Her work has included documentaries on Muslim lesbians, child executions in Iran, and the life of pioneer Australian parliamentarian Edith Cowan. Ms Vasefi is also a member of the Bridge for Asylum Seekers Foundation and has organised symposiums on the rights of refugees and asylum seekers. She holds a postgraduate degree from the Australian Film Television and Radio School and is studying for a master’s degree in feminist cinema studies at Macquarie University.
Joan Saboisky has been a tireless volunteer in supporting the resettlement of refugees and migrants who have settled in Wagga Wagga. In the 1970s, she helped form the West Wagga San Isadore Refugee Committee which offered help to recently arrived Vietnamese refugees. It still welcomes families to the area and helps support them during their settlement journey, and Ms Saboisky still attends community weddings and graduations arising from those early friendships.
She formed a group of interested Christians and Muslims to encourage interfaith dialogue and promote understanding and appreciation of our similarities, and also helps source and match material aid needed by families suffering economic hardship.
In addition, Ms Saboisky launched the annual Prayer for Peace service, bringing many faiths together to pray during Refugee Week, and also hosts annual events to raise money to help families sponsor their loved ones from overseas. For more than 40 years, she has acted as a conduit between the broader community and refugee and migrant communities, helping to break down barriers and promote social harmony.
Arriving in Australia in 1989 as a student from Beijing, Anne Bi established a business empire called the B1 Group, ranging from mining to real estate development and helping attract overseas investment to Australia. Her choice of development sites was influenced by changing demographics, which has enabled her to contribute extensively to Chinese community projects and charities.
The B1 Group built B1 Tower in Church Street, Parramatta, selling 20% of the apartments to overseas investors after establishing a sales team in China, and B1 Square in Burwood, which mixes retail and commercial space.

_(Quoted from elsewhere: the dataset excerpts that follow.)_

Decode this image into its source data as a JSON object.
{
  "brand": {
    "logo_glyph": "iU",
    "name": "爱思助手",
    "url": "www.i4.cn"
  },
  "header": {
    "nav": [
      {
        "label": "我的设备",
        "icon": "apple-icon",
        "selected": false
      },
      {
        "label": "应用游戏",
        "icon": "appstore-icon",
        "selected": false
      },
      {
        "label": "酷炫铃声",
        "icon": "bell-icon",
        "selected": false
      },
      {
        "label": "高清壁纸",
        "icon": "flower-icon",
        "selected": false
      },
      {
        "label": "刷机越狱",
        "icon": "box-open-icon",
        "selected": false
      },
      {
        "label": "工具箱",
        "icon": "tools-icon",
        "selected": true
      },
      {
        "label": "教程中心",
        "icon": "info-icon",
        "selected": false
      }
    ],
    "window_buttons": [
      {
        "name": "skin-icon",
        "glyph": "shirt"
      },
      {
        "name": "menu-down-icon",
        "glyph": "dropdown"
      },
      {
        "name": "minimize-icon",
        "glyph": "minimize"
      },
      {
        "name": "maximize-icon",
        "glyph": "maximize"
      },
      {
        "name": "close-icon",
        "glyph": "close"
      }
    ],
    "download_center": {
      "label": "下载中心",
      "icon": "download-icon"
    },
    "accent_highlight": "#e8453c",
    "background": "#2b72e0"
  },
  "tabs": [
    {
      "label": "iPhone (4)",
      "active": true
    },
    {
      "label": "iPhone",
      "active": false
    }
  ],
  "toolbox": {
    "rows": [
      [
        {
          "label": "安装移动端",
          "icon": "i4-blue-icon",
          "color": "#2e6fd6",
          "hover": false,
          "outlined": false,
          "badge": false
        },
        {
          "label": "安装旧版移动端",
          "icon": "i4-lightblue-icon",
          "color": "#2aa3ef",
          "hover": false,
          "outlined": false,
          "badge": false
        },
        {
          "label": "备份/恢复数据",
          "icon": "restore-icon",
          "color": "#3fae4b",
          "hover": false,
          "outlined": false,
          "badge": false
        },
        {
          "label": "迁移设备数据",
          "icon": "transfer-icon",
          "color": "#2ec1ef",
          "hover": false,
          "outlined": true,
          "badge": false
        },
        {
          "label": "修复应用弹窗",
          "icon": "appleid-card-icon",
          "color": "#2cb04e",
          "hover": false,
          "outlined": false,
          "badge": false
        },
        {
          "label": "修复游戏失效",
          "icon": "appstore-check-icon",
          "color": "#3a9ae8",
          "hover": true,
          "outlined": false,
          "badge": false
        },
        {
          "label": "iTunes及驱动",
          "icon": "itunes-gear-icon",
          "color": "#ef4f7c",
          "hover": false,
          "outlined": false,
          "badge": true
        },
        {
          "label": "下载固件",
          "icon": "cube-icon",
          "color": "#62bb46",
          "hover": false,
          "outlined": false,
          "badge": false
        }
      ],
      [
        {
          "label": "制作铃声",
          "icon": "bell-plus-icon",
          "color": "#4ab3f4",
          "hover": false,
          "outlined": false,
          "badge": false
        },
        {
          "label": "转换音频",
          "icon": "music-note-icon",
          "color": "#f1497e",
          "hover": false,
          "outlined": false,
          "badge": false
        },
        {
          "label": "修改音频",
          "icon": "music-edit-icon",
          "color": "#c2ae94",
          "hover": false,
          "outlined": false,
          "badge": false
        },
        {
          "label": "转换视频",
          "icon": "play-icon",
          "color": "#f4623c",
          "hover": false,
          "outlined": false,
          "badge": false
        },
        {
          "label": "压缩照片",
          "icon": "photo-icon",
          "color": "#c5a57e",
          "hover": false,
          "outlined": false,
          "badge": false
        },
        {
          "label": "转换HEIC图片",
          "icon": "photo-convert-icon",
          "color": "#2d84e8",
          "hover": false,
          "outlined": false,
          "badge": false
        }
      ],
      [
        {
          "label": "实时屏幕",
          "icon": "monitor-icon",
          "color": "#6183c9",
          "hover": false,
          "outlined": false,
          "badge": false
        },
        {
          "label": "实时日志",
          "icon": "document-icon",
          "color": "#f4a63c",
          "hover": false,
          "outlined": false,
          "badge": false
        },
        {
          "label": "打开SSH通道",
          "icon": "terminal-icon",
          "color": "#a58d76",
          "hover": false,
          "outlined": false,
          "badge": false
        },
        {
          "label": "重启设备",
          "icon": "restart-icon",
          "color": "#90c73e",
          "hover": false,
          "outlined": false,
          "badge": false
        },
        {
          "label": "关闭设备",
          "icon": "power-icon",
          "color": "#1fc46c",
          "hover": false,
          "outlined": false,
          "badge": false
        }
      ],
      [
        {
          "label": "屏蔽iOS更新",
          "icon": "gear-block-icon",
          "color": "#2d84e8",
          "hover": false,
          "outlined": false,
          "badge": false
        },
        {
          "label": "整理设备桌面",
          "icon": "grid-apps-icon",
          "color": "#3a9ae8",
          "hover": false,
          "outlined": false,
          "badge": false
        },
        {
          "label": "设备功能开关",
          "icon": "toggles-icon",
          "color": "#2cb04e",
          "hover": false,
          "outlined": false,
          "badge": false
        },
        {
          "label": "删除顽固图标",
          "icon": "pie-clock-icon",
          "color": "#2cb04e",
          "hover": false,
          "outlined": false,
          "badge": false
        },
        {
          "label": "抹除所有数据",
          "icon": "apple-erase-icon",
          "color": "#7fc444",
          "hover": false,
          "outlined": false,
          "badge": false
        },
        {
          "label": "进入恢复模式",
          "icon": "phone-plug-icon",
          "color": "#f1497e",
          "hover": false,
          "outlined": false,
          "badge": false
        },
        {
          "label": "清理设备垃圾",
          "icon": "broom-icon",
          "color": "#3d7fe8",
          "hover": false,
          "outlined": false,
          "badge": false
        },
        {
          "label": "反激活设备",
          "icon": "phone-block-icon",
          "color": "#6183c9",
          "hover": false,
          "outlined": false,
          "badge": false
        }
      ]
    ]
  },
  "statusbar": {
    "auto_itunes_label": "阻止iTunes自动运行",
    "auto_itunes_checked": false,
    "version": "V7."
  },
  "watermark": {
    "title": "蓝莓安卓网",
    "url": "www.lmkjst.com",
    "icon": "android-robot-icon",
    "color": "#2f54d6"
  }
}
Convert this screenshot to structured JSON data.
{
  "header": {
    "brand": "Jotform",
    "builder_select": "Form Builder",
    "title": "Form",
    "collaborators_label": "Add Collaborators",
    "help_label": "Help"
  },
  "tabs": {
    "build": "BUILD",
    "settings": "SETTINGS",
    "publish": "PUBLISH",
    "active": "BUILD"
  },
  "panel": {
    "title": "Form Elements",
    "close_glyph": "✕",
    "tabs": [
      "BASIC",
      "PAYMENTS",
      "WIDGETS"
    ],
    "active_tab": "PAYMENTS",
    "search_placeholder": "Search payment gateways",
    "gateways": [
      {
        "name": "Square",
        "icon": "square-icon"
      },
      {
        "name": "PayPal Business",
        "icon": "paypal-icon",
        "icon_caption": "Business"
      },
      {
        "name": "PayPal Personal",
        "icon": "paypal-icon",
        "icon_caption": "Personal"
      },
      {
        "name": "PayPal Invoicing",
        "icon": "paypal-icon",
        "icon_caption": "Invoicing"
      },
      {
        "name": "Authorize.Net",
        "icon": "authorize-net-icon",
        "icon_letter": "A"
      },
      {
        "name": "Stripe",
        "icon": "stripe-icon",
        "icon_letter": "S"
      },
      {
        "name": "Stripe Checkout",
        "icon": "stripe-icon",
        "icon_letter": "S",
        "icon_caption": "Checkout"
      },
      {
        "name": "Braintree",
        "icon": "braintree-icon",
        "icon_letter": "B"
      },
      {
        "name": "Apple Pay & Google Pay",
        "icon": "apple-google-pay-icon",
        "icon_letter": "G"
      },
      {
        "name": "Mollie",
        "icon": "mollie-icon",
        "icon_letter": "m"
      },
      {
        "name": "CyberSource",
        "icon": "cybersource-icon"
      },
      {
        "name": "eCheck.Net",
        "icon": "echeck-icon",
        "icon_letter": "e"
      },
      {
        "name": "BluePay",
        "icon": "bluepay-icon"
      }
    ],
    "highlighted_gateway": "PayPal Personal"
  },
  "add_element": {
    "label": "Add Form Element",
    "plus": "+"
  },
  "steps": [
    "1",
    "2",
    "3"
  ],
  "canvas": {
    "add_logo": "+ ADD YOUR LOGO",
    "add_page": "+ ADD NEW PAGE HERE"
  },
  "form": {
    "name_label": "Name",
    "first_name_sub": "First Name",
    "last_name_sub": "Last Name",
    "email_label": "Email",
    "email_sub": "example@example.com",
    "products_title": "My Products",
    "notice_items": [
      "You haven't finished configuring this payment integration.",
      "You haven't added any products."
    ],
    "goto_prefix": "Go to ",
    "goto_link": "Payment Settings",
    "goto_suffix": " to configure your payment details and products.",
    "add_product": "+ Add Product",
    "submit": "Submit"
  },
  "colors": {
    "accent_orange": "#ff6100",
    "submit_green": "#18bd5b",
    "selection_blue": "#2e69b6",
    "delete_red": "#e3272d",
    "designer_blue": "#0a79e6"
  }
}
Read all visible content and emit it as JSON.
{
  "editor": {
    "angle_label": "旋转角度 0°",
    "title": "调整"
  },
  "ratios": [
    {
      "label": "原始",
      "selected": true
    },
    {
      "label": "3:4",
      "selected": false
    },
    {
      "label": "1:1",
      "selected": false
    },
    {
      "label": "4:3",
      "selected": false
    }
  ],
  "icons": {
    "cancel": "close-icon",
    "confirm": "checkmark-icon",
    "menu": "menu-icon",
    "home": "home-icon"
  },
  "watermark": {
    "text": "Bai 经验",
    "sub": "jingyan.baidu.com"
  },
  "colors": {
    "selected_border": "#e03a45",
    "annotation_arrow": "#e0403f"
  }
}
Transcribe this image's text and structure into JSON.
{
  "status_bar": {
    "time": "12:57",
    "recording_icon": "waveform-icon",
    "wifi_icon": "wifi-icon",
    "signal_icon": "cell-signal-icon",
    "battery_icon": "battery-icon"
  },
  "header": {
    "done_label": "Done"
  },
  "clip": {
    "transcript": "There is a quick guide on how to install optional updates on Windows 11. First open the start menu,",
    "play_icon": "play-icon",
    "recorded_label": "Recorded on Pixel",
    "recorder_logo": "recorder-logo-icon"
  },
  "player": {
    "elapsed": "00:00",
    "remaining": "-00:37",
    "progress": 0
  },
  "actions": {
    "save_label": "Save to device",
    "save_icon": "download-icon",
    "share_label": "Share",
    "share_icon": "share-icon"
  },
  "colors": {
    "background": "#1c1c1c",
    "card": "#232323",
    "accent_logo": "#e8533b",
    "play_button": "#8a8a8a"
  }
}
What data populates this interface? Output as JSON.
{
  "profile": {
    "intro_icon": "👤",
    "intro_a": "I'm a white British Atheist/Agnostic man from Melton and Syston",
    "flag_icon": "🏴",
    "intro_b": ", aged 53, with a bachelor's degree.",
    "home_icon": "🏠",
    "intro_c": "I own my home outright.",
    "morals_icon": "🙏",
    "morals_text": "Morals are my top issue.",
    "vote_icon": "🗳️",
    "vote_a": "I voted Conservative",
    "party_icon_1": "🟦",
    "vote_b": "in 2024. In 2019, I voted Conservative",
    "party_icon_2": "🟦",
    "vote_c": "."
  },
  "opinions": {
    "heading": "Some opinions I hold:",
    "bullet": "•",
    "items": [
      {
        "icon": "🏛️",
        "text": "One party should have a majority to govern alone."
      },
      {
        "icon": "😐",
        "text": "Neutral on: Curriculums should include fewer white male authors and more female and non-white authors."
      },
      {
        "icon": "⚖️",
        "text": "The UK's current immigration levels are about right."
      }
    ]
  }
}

Since 2002, Ms Bi has volunteered her time and sponsored the Eyes on China project run by China Vision Project, which performs cataract operations in many remote areas in China. Ms Bi has been a trustee of the Australian Chinese Charity Foundation since 2003, which has raised funds to support disaster relief efforts after bush fires, tsunamis and earthquakes, both in Australia and throughout China and Southeast Asia. She is also a major sponsor of Chinese language schools and cultural exchange projects.
The Together for Humanity Foundation aims to teach people to replace prejudice with mutual respect and cooperation. Established in 2002, this multifaith organisation runs workshops to bring together children and adults from diverse backgrounds, with Muslim, Christian, Jewish, Aboriginal and atheist educators. It also brings together clergy from many faiths at times of crisis, such as after the 2014 Martin Place siege. Its programs have reached about 100,000 students, teachers and community members across the country, working to break down barriers of fear and prejudice.
Mawa Sannoh helps young people from West Africa to settle in Sydney through her membership of NSW Mandingo Youth, a non-profit group that aims to help young people establish their identities while retaining links to their culture and heritage, within the context of Australian culture and values. Providing free homework classes for children, she has helped the community in Mount Druitt to develop social capital and support new arrivals. Mawa, who was born in Guinea, has also established a youth soccer team that now includes more than 30 members from all parts of Africa, and has helped stop youngsters from dropping out of school due to pregnancy, isolation, or family breakdown, forging relationships with Blacktown Council and the NSW Muslim Association. She has recently joined the management committee of Mount Druitt Ethnic Communities Agency.